Affaire des caricatures: Les deux journalistes libérés

AFFAIRE DES CARICATURES

Les deux journalistes libérés

L’Expression, 18 mars 2006

Bouderbala et Boussaad ont passé 34 jours en prison pour redorer le blason de la République.

Les directeurs d’Errissala et Iqraa sont sortis comme ils sont entrés ; c’est-à-dire comme K. dans Le procès. Mais on ne peut que se réjouir de leur libération parce que rien ne justifiait leur incarcération. Officiellement, ils ont été mis sous mandat de dépôt pour avoir publié les caricatures blasphématoires du Prophète (Qsssl). Mais en réalité, ils ont payé pour une raison qui prédomine sur le débat.
Flash-back… La polémique bat son plein au moment des faits. Le monde musulman est en ébullition. Les manifestations non-stop drainent les foules partout, y compris dans les pays occidentaux. Les réactions aux caricatures danoises sont très vives et incontrôlables mais à égal degré de la provocation suscitée par la bêtise.
Les manifestations populaires ont pris de l’ampleur. En face, les Etats n’ont pas pu ou su ou voulu gérer les débordements ; ils choisissent donc la prudence en laissant les foules s’exprimer. Des journalistes croient bien faire en usant de leur pouvoir d’influence pour dénoncer la provocation danoise. Certains -cas d’exception, il faut le dire- ont rediffusé les caricatures incriminées; d’abord pour montrer au lecteur de quoi il s’agit et ensuite pour mieux fonder leur critique. L’action s’est répétée dans beaucoup de pays musulmans. Chaque Etat a géré ce délit à sa manière, selon l’intensité des réactions.
Pour le cas de l’Algérie, les caricatures rediffusées par Errissala et Iqraa ont été brandies par les étudiants à Blida afin de mieux montrer au monde l’objet de leur courroux.

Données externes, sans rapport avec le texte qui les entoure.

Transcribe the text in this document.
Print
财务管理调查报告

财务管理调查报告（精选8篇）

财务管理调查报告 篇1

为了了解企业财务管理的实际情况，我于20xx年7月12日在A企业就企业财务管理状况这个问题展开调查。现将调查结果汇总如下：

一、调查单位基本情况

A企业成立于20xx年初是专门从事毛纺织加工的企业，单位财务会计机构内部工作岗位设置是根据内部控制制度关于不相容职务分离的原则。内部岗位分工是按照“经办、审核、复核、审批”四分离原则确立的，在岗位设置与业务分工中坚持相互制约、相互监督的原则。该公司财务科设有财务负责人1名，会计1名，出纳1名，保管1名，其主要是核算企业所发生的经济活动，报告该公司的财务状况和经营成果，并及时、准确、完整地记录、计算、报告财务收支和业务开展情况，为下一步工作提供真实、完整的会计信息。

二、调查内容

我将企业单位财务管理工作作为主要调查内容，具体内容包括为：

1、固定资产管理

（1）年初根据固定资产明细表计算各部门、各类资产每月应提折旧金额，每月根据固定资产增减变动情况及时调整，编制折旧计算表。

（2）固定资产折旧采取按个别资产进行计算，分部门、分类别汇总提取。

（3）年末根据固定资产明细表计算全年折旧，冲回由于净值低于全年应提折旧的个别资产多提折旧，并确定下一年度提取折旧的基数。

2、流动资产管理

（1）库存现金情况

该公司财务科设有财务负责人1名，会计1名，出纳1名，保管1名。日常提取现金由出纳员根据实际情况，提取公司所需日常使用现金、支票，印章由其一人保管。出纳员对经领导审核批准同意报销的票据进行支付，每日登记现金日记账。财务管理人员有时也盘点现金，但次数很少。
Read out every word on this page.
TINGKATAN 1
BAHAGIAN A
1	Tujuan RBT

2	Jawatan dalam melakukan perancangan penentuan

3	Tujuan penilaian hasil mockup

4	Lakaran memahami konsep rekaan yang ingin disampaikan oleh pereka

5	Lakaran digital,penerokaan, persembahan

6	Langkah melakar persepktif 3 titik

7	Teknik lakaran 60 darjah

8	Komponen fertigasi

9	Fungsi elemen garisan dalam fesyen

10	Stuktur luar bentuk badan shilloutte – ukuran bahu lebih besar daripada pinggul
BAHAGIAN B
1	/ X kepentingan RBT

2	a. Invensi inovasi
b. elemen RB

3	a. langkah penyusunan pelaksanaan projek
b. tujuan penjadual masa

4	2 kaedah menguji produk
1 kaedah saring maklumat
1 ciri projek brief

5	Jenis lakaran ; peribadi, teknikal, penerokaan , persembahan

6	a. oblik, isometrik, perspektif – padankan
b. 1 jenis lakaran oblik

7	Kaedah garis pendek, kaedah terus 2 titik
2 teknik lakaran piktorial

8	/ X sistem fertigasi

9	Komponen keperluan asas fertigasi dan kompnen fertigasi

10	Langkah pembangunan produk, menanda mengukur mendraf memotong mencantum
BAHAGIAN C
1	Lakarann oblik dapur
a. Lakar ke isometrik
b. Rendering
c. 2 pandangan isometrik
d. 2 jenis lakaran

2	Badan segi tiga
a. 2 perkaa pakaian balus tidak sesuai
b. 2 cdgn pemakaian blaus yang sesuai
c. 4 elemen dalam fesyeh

Mais l’appréciation au niveau officiel a été autre.
Ainsi, contre toute attente, les deux directeurs de journaux ont été jetés en prison jusqu’à ce que la polémique se tasse et que les manifestants se fatiguent. Il faut dire que le journaliste -de la presse privée s’entend- est devenu par les temps qui courent une proie facile. La mobilisation des confrères pour dénoncer leur incarcération a été spontanée. On ne peut que saluer cette maturité de la corporation qui a permis de poser les bonnes questions, sans obtenir les bonnes réponses. A la prison de Serkadji, les deux journalistes ont été accueillis en héros. Les prisonniers les ont mis en confiance, les ont rassurés, les ont dorlotés, les ont bercés jusqu’à leur libération mercredi dernier. Le nom de Berakane Bouderbala a été remplacé par un numéro. Il devient désormais 64.008. Ses codétenus l’ont baptisé 008. Il a vécu les moments les plus enrichissants de sa vie.
En prison, il a côtoyé des banquiers, des hommes d’affaires, des auteurs de détournements, des gens ordinaires, détenus parfois pour des broutilles, d’autres pour des milliards, des gens de différents horizons qui se retrouvent dans le lieu de privation pour avoir laissé la brèche dans leur dossier. Selon le témoignage de 008, le séjour à Serkadji a été fructueux. Il lui a permis de voir ce qu’il y a derrière le voile étanche de la loi. Son incarcération a coïncidé avec la libération de détenus, suite aux mesures d’application de la Charte pour la paix et la réconciliation, avec le remue-ménage que provoque pareil événement dans les prisons, avec les hurlements des détenus de droit commun qui ont espéré bénéficier eux aussi de la Charte. Lors de son séjour à Serkadji, 008 a eu droit aux journaux. Il a lu et relu tout ce qui a été écrit par ses confrères et il reconnaît que la mobilisation de la corporation a été exceptionnelle. Cela lui a permis de comprendre que, malgré les errements, les défaillances, les lacunes, la presse algérienne est lue et appréciée dans les prisons. Les prisonniers sont peut-être nos meilleurs lecteurs parce qu’ils ont le temps de lire et de relire entre les lignes, y compris les pages nécrologiques. Cela nous donne une certaine crédibilité chez ceux qui savent nous lire. Les journalistes sont provisoirement libres.
Mais ils doivent réviser leurs certitudes. Ils doivent savoir que l’arrestation d’un journaliste peut intervenir à tout moment; que le journaliste est le maillon faible de la chaîne, et qu’il peut servir d’exemple.
Les autorités algériennes ont su gérer l’affaire des caricatures. Elles ont montré au monde qu’elles ne s’amusent pas avec le sacré.